Im Übungsraum der Mediengruppe: Konzentration wie im ErnstfallIm Übungsraum der Mediengruppe: Konzentration wie im Ernstfall

Wie reagieren Behörden, Medien und Bürger, wenn in einem kurzen Zeitraum viele Menschen erkranken oder sogar sterben und Lebensmittel als Auslöser im Verdacht stehen? Über 2.000 Beteiligte in Bund und Ländern, Organisationen und Unternehmen haben diesen Krisenfall simuliert – koordiniert von den Krisenstäben im Gebäudekomplex des AKNZ in den Hügeln über Ahrweiler. Unter Federführung des Bundesamtes für Bevölkerungsschutz und Katastrophenhilfe (BBK) probte dort die behördenübergreifende Projektgruppe unter Beteiligung unter anderem des Bundesamtes für Verbraucherschutz und Lebensmittelsicherheit (BVL), des Bundesinstituts für Risikobewertung (BfR) und des Robert Koch-Institut (RKI) mit vielen weiteren Verantwortlichen aus den Sektoren Gesundheit, gesundheitlicher Verbraucherschutz und Sicherheit den Ernstfall.

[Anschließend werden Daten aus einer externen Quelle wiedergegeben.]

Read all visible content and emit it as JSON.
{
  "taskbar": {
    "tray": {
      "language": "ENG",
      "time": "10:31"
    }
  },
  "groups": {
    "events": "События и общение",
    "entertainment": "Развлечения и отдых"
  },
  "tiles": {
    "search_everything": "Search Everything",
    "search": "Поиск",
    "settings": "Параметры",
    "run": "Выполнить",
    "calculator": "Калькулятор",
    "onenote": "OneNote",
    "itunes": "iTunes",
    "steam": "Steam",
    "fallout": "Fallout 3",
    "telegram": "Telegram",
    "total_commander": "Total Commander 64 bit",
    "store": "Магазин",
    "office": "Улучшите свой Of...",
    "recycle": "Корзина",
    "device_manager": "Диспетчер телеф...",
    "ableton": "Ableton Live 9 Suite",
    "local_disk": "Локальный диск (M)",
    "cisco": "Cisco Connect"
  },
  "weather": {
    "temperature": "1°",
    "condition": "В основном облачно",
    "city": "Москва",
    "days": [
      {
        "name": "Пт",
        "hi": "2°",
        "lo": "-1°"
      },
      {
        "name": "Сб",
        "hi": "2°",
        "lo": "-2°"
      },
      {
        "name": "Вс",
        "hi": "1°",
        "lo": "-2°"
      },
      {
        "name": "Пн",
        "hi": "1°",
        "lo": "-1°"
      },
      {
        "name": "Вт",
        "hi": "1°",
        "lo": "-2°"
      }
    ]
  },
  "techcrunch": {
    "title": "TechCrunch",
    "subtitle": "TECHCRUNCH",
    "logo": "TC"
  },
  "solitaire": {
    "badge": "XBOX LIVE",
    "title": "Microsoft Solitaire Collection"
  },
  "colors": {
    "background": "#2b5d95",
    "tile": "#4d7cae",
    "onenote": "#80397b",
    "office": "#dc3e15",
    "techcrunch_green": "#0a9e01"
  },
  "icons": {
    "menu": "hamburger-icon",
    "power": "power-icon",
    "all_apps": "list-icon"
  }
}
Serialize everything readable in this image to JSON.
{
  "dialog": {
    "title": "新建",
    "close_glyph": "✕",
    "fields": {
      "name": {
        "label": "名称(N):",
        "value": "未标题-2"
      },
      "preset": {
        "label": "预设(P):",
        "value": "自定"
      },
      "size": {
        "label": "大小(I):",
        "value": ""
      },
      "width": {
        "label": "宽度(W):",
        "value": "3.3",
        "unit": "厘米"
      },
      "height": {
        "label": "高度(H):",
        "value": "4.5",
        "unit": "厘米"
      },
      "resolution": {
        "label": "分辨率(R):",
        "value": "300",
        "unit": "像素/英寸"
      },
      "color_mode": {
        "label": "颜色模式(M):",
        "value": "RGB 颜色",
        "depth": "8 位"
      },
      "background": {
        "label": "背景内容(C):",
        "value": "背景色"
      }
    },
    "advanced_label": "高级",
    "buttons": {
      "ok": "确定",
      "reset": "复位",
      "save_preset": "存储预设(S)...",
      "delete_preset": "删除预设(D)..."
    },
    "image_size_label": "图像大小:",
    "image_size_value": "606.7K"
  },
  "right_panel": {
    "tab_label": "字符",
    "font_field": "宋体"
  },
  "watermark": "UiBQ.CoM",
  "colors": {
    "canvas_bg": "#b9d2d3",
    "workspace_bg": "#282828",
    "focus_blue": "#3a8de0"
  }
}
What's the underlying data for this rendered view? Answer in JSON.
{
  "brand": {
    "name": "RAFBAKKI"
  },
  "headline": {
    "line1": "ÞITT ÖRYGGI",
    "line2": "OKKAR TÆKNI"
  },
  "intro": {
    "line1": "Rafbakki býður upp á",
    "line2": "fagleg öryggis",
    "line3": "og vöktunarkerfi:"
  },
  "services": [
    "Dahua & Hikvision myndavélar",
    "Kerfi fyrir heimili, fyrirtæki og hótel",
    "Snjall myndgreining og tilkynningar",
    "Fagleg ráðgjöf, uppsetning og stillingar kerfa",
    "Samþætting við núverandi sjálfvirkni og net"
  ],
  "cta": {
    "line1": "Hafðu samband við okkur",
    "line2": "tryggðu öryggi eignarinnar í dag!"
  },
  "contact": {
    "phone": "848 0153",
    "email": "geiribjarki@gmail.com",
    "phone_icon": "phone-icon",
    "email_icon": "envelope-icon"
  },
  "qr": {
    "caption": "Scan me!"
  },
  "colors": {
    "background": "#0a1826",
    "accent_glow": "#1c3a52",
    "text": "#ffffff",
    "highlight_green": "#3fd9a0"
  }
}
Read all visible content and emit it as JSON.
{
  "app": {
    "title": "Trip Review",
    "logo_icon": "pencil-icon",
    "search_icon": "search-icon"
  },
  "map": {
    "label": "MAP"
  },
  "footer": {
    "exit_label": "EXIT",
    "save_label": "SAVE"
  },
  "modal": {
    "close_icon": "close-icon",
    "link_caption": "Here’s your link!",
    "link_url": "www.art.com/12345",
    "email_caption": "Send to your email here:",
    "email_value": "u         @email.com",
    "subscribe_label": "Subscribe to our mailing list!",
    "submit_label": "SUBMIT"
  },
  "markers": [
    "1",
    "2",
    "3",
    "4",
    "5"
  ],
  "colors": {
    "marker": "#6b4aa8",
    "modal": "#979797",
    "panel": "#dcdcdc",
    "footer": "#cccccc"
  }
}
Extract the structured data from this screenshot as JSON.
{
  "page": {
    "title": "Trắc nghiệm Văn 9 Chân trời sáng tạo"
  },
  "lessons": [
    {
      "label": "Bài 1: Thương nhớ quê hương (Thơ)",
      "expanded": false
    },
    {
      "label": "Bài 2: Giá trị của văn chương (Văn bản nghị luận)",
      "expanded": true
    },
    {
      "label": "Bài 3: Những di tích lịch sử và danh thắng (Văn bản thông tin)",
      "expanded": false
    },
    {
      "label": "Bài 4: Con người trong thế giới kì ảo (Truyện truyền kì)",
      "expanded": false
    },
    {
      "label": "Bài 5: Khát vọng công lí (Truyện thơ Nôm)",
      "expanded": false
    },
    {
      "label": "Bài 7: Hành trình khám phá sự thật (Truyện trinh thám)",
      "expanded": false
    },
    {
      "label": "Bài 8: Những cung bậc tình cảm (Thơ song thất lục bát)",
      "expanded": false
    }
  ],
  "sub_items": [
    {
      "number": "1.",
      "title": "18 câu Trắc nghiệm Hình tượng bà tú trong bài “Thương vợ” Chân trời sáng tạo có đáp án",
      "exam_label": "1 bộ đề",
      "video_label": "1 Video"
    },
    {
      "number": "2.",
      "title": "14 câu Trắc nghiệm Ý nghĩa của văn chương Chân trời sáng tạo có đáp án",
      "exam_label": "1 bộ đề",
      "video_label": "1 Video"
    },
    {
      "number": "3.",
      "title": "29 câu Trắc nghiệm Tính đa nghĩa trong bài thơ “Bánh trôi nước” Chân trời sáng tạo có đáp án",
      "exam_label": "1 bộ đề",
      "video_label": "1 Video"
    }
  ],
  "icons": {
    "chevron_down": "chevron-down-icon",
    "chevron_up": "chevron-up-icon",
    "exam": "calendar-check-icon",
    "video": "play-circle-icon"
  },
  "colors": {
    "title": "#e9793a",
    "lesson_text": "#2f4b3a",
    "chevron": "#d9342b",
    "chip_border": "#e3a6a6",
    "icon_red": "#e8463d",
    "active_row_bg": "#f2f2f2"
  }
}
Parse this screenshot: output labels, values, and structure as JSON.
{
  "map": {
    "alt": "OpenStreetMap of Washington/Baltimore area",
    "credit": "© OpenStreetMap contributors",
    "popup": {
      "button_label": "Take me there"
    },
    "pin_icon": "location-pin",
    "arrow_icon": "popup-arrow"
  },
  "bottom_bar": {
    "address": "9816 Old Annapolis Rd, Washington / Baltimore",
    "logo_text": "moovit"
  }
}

Neben den Behörden von Bund, Ländern und Kommunen waren übrigens auch 12 Unternehmen aus dem Bereich der Lebensmittelwirtschaft sowie Hilfsorganisationen und internationale Organisationen mit dabei, was der Übung besonders große Realitätsnähe verlieh.

Wenn morgen alle Beteiligten ins wohlverdiente Wochenende verschwinden, wird die Übung ca. eine Million Euro gekostet haben. Das ist sehr gut angelegtes Geld. Der Gesamtschaden von EHEC dürfte in die Milliarden gegangen sein. Und EHEC hat gezeigt, dass in der Krise keine Zeit bleibt, um wirkungsvolle Strukturen zu ihrer Bekämpfung aufzubauen. Dabei kommt es bei LÜKEX weniger auf inhaltliche Ergebnisse als auf die Methoden an: Dank LÜKEX können die Beteiligten an einem eventuellen Krisenmanagement die Zusammenarbeit üben. Das kann die Kommunikation im Ernstfall entscheidend erleichtern und beschleunigen und die Handlungssicherheit von Krisenstäben und ähnlichen Gremien im Ernstfall erhöhen. Und auf diese Handlungssicherheit kommt es an, wenn Entscheidungen getroffen werden müssen, die schneller wirken müssen, als sich eine Seuche verbreiten kann. Wer stellt sich schon vor, wie plötzlich, schnell und vernichtend ein Erreger auftreten und wüten kann, und wie leicht sich tatsächlich Terroristen der Verbreitung solcher Erreger auf Lebensmitteln bedienen könnten. Da kann man sich nur mehr solcher Übungen wünschen.